Our Gospel tells us about two brothers who are making their livelihood fishing, who are casting their nets in the sea when they receive their calling from Jesus. We don’t know if Simon and Andrew had previously known Jesus or had heard him preaching before. Some Scripture scholars speculate that these brothers may have been friends of John the Baptist. But, ultimately, Simon and Andrew left everything behind to follow Jesus. It was a radical change, but they realized who Jesus truly was, and this made all the difference in the world.
In our first reading this morning, we hear about another call, the call of Jonah to go to the city of Nineveh, to tell them to repent and to change their ways. The people of Nineveh believed in the message that Jonah brought, responding in a sign of repentance, symbolized by their sackcloth and ashes. God saw their remorse, so he did not carry out his promise to destroy their city.
Today, we also are called to repentance in a special way. This Monday is the 45th anniversary of the Roe vs.
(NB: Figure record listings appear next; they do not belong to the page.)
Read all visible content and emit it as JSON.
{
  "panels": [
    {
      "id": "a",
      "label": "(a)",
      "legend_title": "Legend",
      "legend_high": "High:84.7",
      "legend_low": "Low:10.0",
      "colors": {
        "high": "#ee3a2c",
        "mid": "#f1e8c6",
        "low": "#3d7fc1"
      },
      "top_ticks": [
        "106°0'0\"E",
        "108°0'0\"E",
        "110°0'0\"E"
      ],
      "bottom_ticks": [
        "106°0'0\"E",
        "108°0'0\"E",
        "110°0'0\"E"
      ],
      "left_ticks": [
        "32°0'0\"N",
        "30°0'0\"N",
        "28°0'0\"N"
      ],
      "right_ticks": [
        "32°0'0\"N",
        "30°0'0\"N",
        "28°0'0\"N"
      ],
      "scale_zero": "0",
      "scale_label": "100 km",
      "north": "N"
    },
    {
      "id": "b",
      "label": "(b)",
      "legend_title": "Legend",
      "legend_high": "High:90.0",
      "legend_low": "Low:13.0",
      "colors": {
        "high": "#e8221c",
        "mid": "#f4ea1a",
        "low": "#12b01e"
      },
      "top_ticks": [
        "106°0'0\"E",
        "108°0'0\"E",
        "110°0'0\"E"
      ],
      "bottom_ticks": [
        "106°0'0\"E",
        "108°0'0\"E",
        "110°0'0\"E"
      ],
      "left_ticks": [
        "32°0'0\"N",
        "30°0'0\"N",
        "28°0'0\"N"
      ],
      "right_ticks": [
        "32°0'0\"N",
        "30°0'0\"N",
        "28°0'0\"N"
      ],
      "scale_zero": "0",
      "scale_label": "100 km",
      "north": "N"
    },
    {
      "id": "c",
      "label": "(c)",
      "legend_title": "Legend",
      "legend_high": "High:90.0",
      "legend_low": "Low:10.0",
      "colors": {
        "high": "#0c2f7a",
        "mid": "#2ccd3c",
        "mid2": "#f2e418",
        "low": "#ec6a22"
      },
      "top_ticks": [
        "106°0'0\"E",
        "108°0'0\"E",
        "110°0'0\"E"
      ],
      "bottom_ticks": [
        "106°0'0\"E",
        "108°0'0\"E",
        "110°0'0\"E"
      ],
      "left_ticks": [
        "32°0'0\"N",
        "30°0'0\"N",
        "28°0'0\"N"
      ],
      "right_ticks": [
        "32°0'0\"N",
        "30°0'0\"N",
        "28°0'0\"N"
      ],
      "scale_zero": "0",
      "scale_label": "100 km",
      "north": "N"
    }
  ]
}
Wade Supreme Court decision that legalized abortion in our country. This day is a day of prayer, penance, and mourning, as we mourn the existence of this law that contradicts the Gospel of life. Our faith teaches us about the value of every human person, as we are all made in God’s image, as we are all redeemed by our Savior, Jesus Christ. Our value is rooted in who we are as precious and unique human beings, not by what we do. All of our Church’s social teaching begins with and builds upon the foundation of human dignity.
In viewing of human dignity, our Church teaches the value of human life as a seamless garment from the moment of conception to the moment of natural death. Our human dignity is threatened not only by legalized abortion and euthanasia, but also by such policies that allow cloning, embryonic stem cell research, genocide, torture, racism, the targeting of non-combatants in acts of war & terrorism, and the death penalty. As Catholics, we cannot pick and choose what we believe in regards to the dignity of human life. The Church teaches the same message as the prophets of Israel: that the measure of our society and of any society is whether it threatens or enhances the life and dignity of the human person, particularly the poor and the most vulnerable in society, including unborn human life.
We mourn on this day of penance, but we also have hope in Jesus and in the future. We are called to discipleship, to the same call that Andrew and Simon received. We should not fear the world. We should not fear professing to the world what we truly believe in the Gospel of Life. The Holy Spirit is with us to empower us, to give us the courage to stand up for what we believe, even if it seems so at odds with our secular world. Yes, we are always to have hope in the Gospel of Life that our faith in Jesus proclaims.